On one end is the purely model-generated IFT dataset such as Unnatural Instructions (Honovich et al., ‘22) and on the other is a large community effort of hand-crafted instructions as in Super-natural instructions (Wang et al., ‘22). In between these two are works on using a small set of high quality seed dataset followed by bootstrapping such as Self-instruct (Wang et al., 22). Yet another way of collating a dataset for IFT is to take the existing high-quality crowdsourced NLP datasets on various tasks (including prompting) and cast those as instructions using a unified schema or diverse templates. This line of work includes the T0 (Sanh et al., ‘22), Natural instructions dataset (Mishra et al., ‘22), the FLAN LM (Wei et al., ‘22), and the OPT-IML (Iyer et al.,’22).

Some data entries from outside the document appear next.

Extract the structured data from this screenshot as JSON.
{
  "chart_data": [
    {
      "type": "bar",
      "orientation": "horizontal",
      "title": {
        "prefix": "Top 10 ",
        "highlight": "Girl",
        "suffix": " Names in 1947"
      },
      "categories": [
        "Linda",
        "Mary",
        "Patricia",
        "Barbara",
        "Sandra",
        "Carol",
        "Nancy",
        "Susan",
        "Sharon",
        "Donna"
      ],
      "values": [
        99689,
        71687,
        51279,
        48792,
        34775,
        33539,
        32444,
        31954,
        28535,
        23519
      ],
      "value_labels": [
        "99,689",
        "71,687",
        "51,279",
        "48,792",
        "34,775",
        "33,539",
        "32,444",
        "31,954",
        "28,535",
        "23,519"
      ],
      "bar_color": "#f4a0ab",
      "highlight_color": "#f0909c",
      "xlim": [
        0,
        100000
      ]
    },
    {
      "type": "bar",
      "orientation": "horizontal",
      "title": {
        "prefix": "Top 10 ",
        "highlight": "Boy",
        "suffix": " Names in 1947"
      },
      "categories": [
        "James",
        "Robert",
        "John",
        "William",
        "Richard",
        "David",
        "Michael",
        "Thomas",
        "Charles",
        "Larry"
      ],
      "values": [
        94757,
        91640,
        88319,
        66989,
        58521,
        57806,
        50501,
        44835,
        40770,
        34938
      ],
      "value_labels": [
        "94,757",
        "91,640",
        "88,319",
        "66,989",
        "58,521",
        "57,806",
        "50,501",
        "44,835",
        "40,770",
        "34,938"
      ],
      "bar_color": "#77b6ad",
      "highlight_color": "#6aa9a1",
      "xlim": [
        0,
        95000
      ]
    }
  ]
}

Safely following instructions
Instruction fine-tuned LMs, however, may not always generate responses that are helpful and safe. Examples of this kind of behavior include being evasive by always giving a unhelpful response such as “I’m sorry, I don’t understand. ” or generating an unsafe response to user inputs on a sensitive topic. To alleviate such behavior, model developers use Supervised Fine-tuning (SFT), fine-tuning the base language model on high-quality human annotated data for helpfulness and harmlessness.
SFT and IFT are very closely linked. Instruction tuning can be seen as a subset of supervised fine-tuning. In the recent literature, the SFT phase has often been utilized for safety topics, rather than instruction-specific topics, which is done after IFT. In the future, this taxonomy and delineation should mature into clearer use-cases and methodology.
Google’s LaMDA is also fine-tuned on a dialog dataset with safety annotations based on a set of rules. These rules are usually pre-defined and developed by modifying prompts that may elicit unsafe responses, then tuning the model to avoid them.